De leden van de SGP-fractie wijzen op een aangenomen amendement in de Tweede Kamer waardoor is vastgesteld dat ook in de toekomst geen toetsen voor de groepen 1 en 2 van de basisschool verplicht mogen worden gesteld4, in combinatie met een artikel in het AD5, waarin verwezen wordt naar een wetsvoorstel waaraan gewerkt wordt. Zij stellen hierover de volgende vragen. In hoeverre is het wetsvoorstel waarnaar het Ministerie van OCW verwijst ten aanzien van kleuters nog nodig wanneer het wetsvoorstel Actualisering deugdelijkheidseisen funderend onderwijs wordt aangenomen? Op welke wijze wordt voorzien in adequate communicatie richting scholen door de inspectie en de expertgroep zodat scholen niet op het verkeerde been gezet worden? Deelt de regering de opvatting dat het niet meer wenselijk is dat scholen verteld wordt dat zij vanaf 2022 met genormeerde systemen moeten gaan werken?

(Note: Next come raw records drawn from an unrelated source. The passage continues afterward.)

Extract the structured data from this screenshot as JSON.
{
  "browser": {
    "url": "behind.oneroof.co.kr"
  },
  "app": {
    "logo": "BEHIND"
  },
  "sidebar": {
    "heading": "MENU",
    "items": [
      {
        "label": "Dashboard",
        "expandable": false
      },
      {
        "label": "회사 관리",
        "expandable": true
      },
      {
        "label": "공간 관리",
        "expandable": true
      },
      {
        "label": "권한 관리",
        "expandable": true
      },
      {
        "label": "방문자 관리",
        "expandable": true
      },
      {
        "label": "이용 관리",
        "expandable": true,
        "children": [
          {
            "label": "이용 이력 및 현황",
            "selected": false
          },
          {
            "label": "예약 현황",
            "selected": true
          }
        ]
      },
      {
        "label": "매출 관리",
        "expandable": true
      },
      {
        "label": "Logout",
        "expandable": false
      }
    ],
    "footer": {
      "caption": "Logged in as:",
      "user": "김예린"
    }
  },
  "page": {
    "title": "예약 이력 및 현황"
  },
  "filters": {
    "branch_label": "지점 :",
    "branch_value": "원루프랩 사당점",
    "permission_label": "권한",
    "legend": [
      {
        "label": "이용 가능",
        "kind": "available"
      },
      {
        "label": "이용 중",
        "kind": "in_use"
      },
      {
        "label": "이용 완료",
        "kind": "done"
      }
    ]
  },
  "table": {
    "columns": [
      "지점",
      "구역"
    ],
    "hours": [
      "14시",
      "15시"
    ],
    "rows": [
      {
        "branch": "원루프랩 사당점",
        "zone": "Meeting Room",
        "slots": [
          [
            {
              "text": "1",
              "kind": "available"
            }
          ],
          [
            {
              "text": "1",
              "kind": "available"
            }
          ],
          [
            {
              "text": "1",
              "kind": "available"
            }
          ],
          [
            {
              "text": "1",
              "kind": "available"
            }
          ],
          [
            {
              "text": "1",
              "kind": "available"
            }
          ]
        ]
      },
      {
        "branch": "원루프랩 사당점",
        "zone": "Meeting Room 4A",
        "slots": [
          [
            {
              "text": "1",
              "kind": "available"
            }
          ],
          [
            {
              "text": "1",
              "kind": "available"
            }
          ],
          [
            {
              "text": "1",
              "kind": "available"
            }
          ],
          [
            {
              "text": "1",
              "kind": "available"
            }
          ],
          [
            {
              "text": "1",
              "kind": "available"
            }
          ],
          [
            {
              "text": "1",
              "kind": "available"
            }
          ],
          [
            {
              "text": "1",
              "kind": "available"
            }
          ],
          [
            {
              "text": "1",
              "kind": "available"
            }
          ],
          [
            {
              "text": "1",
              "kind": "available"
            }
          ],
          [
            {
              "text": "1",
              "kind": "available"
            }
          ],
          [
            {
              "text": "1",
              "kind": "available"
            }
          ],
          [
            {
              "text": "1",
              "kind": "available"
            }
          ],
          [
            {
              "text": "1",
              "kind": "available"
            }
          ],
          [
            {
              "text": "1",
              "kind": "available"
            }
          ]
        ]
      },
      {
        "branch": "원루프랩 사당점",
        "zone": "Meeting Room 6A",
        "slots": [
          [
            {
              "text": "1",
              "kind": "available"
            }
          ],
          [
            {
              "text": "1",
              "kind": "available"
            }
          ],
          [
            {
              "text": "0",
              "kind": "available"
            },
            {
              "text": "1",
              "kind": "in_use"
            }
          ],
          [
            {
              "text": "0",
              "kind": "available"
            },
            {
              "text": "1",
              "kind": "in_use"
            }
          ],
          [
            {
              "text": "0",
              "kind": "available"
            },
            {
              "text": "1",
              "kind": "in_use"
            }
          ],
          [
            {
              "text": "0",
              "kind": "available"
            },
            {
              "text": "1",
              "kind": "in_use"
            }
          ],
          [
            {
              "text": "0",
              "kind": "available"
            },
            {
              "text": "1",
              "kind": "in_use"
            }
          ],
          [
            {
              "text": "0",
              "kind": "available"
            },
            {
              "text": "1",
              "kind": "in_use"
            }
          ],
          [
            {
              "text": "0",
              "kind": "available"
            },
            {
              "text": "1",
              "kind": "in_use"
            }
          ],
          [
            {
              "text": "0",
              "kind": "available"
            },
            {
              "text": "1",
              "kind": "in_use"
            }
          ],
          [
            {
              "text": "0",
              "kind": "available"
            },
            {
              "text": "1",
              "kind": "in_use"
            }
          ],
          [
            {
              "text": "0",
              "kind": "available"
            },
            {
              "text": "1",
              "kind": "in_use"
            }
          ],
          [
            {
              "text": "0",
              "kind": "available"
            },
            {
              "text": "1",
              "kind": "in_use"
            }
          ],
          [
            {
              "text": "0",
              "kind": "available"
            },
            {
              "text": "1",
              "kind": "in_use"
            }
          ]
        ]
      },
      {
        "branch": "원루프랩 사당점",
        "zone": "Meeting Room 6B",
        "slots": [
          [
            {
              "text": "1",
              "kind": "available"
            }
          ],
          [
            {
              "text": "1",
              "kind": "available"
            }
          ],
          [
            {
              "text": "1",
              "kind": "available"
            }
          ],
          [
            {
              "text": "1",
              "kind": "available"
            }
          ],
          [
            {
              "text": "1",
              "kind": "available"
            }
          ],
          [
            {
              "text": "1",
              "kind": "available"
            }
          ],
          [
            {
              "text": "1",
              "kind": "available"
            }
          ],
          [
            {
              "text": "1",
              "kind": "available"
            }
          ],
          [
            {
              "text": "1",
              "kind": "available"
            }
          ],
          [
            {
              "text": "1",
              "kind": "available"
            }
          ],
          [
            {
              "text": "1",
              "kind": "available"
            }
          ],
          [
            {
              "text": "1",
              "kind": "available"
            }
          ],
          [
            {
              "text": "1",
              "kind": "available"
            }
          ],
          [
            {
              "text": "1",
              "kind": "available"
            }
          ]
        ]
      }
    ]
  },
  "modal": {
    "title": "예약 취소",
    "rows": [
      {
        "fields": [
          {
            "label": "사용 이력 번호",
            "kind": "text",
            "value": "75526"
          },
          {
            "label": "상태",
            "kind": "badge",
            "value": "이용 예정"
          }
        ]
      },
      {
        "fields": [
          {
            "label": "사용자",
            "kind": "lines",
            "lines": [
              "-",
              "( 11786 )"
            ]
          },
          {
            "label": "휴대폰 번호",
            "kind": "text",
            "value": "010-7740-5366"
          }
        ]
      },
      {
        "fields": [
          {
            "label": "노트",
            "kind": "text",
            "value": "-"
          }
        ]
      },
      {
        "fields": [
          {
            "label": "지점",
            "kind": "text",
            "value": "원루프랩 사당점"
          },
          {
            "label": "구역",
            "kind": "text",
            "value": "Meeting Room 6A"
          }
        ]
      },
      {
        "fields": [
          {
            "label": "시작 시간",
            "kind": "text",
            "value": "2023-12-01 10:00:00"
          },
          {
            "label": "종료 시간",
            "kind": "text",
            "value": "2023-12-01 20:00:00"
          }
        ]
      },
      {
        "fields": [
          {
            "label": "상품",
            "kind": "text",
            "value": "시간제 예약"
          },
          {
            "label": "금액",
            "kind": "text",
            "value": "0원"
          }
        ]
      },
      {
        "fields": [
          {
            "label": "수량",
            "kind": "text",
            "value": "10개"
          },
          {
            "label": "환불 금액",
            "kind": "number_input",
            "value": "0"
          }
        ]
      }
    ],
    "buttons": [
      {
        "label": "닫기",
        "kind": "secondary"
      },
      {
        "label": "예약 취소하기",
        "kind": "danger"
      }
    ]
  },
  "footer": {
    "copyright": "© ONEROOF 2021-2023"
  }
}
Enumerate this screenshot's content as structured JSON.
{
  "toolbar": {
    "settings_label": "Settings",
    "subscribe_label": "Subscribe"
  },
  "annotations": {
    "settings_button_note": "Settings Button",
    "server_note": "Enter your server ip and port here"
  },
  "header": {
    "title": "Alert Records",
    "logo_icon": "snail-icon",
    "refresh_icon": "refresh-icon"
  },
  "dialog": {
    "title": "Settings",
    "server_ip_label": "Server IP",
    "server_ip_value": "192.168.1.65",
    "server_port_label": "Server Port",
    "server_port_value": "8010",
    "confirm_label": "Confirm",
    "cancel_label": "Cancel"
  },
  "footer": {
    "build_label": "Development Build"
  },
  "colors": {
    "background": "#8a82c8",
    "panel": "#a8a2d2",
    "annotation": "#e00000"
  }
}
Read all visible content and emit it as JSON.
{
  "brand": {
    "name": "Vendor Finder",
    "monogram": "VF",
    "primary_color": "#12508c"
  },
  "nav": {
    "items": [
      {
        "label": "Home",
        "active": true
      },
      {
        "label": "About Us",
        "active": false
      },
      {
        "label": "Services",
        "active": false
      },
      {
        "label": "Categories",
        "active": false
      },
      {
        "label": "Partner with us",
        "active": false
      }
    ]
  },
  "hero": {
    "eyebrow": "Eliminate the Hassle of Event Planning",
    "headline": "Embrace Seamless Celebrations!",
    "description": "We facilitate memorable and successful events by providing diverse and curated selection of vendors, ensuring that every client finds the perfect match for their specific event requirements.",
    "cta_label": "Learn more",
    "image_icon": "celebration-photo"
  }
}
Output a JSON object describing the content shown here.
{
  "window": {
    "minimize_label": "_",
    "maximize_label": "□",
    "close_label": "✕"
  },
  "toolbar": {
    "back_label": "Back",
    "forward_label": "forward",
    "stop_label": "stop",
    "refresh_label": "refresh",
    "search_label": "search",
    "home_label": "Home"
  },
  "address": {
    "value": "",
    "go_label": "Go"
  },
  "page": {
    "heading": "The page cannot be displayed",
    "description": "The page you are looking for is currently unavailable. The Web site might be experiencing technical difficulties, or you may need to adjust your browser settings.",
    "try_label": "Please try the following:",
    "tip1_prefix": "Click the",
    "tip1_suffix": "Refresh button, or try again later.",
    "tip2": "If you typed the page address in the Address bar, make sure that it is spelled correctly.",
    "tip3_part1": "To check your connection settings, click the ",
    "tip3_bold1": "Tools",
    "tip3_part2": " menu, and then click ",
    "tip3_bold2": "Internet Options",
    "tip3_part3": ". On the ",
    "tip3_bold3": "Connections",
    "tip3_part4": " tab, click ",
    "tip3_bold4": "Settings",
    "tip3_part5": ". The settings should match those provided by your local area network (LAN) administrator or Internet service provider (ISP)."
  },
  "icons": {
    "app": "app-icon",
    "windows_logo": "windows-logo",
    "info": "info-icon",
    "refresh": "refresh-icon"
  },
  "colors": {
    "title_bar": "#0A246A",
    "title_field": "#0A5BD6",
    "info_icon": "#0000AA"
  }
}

De commissie voor Onderwijs, Cultuur en Wetenschap ziet met belangstelling uit naar de memorie van antwoord en ontvangt deze graag binnen vier weken na vaststelling van dit voorlopig verslag.

De voorzitter van de vaste commissie voor Onderwijs, Cultuur en Wetenschap, Bikker

De griffier van de vaste commissie voor Onderwijs, Cultuur en Wetenschap, Bergman


X Noot
1

Samenstelling: Essers (CDA), Ganzevoort (GL), Sent (PvdA), Van Strien (PVV), Van Apeldoorn (SP), Atsma (CDA), Nooren (PvdA), Pijlman (D66), (ondervoorzitter), Schalk (SGP), Bikker (CU), (voorzitter), Klip-Martin (VVD), De Bruijn-Wezeman (VVD), Baay-Timmerman (50PLUS), A.J.M. van Kesteren (PVV), De Blécourt-Wouterse (VVD), Van der Burg (VVD), Dessing (FVD), Doornhof (CDA), Gerbrandy (OSF), Nanninga (FVD), Nicolaï (PvdD), Pouw-Verweij (FVD), vacature (Fractie-Otten), Veldhoen (GL), Vendrik (GL), Van der Voort (D66) en De Vries (Fractie-Otten).

X Noot
2

Kamerstukken I 2019/20, 35 102, nr. 23.

X Noot
3

Kamerstukken II 2019/20, 35 102, nr. 20.

X Noot
4

Kamerstukken II 2019/20, 35 102, nr. 20.